The only way out
is letting your guard down and never die forgotten
Forgive me my love
I stand here all alone
And I can see the bottom
Promise me you'll try,
to leave it all behind
Cause I've elected hell,
lying to myself
Why have I gone blind?
Live another lie
You.
Jacob called.
He wouldn't talk to me, he asked me not to say anything, just to put the kids on one at a time. His voice was hoarse. His tone defeated and devoid of anything. When the kids were finished and Ruthie hung up despite my pleas for Jacob not to hang up as I grabbed for the phone they said only that he told them he loved them very very much and to look after mommy until he gets back. And that he loves mommy too and to tell her.
Until he gets back.
Until he gets back.
If he hadn't said that part I would have died. Solemn promises all around. He needs to look after mommy.
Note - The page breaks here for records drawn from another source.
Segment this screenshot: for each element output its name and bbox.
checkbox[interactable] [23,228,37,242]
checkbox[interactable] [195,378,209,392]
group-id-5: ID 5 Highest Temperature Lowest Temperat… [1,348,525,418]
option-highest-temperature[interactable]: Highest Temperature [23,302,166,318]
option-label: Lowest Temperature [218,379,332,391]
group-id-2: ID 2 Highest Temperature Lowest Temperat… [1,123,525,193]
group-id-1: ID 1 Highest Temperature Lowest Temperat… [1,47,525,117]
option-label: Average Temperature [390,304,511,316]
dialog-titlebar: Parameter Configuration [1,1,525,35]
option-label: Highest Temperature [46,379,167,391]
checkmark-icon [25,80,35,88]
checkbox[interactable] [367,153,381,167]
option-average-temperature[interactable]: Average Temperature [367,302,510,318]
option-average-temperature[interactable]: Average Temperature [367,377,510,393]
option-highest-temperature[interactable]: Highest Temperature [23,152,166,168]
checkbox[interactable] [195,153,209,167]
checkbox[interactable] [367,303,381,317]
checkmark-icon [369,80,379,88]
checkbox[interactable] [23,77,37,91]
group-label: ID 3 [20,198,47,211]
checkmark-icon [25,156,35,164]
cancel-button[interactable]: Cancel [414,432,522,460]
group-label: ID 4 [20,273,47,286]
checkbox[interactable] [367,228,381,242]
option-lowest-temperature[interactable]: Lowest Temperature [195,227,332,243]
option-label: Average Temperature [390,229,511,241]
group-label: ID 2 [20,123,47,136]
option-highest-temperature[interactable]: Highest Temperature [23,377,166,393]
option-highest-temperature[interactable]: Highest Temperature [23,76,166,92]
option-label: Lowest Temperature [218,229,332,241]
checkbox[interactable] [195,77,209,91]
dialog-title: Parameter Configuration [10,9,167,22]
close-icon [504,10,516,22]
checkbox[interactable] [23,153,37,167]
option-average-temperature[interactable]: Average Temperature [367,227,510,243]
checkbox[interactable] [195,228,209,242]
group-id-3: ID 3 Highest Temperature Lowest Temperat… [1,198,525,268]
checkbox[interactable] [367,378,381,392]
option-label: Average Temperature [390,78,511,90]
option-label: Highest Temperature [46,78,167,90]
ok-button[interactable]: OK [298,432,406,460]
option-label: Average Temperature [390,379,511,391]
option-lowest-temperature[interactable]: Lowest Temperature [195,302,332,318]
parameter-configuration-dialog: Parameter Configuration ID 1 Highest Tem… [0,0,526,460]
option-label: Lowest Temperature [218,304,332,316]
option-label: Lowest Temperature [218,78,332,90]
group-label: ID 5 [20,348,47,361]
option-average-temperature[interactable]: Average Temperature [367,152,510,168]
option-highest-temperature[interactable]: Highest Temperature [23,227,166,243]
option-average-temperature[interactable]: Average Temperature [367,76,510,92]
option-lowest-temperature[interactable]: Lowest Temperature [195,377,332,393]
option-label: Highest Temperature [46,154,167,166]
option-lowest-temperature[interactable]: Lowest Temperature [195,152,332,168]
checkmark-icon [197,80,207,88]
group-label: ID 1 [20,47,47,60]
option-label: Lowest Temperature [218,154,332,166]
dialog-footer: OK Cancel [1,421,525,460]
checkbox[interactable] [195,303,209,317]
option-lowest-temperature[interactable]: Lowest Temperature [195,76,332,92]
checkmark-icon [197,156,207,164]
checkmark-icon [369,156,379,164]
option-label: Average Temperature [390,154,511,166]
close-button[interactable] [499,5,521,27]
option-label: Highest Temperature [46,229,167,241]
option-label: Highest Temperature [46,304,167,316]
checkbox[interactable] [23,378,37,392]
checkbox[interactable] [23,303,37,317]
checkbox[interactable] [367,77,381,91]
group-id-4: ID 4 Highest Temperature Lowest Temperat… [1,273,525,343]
Live as though he is watching over you. A post-it on the side of the fridge. It's been there for three years.
Right. Who is he? I used to think that was God. Then I thought maybe it was Cole. Perhaps it's Jacob and he's maybe not far away. It would explain why I ate dinner last night with the kids even though I had no hunger, no taste and no drive to keep going except for hope that he might be proud that I haven't curled up into a ball and gone away somewhere dark inside.
He knows I can't, and this is my lesson. Keeping moving forward, that's the lesson, and waiting, that's the lesson too.